E l’umorismo? Viene prima o dopo la sofferenza di un rapporto complicato? “Serena” si nasce o si diventa, insomma?
L’umorismo arriva dopo, sempre dopo. Quando si vive una situazione stressante, si è immersi in quel disagio, in quel presente. Solo quando si riesce a prendere un po’ di distanza si può trovare il lato divertente. A volte serve un alter ego, per trovarlo. Lucrezia mi è sempre servita a questo: immaginare come avrebbe reagito lei, in una situazione del genere, mi ha sempre portato a vedere la parte buffa, o surreale, delle cose.
In un’intervista hai detto che i tuoi genitori non hanno mai capito cosa facessi di lavoro. Se ti avessero letto, ti avrebbero conosciuta di più? Un lettore che cosa può conoscere delle storie che l’autore porta in scena?

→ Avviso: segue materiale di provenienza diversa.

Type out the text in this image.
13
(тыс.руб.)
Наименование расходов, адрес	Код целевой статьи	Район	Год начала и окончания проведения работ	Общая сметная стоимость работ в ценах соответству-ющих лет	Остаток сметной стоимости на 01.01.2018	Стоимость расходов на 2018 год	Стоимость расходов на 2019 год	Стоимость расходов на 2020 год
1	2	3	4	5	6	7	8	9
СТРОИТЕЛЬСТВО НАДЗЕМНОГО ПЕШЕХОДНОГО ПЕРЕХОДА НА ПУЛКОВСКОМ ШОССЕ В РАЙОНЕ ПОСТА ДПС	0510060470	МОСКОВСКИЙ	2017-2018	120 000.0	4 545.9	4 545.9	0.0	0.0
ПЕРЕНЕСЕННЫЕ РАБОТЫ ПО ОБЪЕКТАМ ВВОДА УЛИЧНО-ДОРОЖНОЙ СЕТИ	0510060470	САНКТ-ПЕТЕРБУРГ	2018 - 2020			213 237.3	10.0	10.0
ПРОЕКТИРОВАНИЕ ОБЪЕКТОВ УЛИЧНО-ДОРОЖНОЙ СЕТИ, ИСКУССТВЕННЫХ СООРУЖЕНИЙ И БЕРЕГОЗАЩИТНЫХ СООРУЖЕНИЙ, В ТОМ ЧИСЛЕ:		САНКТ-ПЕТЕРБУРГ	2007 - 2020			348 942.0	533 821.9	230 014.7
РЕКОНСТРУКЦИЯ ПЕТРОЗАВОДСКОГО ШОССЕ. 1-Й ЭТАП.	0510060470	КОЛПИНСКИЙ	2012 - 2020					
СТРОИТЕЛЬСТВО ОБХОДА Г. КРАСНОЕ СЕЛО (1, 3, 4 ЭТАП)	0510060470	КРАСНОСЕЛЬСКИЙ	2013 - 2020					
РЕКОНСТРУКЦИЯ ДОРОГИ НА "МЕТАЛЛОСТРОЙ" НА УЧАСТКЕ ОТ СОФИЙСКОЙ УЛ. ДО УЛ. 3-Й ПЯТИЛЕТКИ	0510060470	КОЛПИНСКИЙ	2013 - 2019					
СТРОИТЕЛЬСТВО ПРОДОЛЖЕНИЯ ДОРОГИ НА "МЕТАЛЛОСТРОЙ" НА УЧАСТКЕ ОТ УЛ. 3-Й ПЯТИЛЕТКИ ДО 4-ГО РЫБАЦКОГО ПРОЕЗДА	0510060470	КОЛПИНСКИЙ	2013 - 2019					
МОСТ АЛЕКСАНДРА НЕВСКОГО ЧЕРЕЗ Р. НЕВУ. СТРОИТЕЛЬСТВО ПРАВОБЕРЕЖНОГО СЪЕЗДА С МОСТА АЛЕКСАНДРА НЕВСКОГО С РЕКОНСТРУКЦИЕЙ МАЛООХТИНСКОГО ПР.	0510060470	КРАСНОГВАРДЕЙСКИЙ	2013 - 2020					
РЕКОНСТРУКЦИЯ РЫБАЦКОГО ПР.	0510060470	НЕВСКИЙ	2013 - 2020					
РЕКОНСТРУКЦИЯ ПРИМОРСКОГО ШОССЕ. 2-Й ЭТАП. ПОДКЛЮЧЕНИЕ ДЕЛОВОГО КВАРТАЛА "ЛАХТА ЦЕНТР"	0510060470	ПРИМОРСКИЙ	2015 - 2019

Credo che un rapporto stretto come quello con i genitori o con i figli, a volte sia viziato da una sorta di pregiudizio: l’ho visto nascere, l’ho visto crescere, lo conosco perfettamente. Oppure, nel caso di un genitore, l’ho sempre visto, è sempre stato lì, una specie di mobilia nella mia vita, lo conosco benissimo, tanto da non farci più caso. Entrambe le cose non aiutano a conoscersi davvero. E se, inconsciamente, si è vittima di questi pregiudizi si tenderà a non decodificare l’altra persona neanche se questa si racconta per filo e per segno. I miei genitori hanno sempre avuto difficoltà a leggere fumetti. Mia madre leggeva Topolino, ma questo non l’aiutava certo a conoscermi meglio. Comunque le storie, qualsiasi storia, quando arriva in mano a un lettore deve essere autonoma, staccarsi dall’autore, di cui solo pochi possono riconoscere le tracce. Ma queste tracce non sono assolutamente indispensabili per leggere la storia, lei è un corpo a sé. È necessario che abbia degli spazi in cui il lettore possa metterci sé stesso e la sua esperienza, in cui si possa immedesimare. Un minimo comun denominatore con l’esperienza di altri esseri umani.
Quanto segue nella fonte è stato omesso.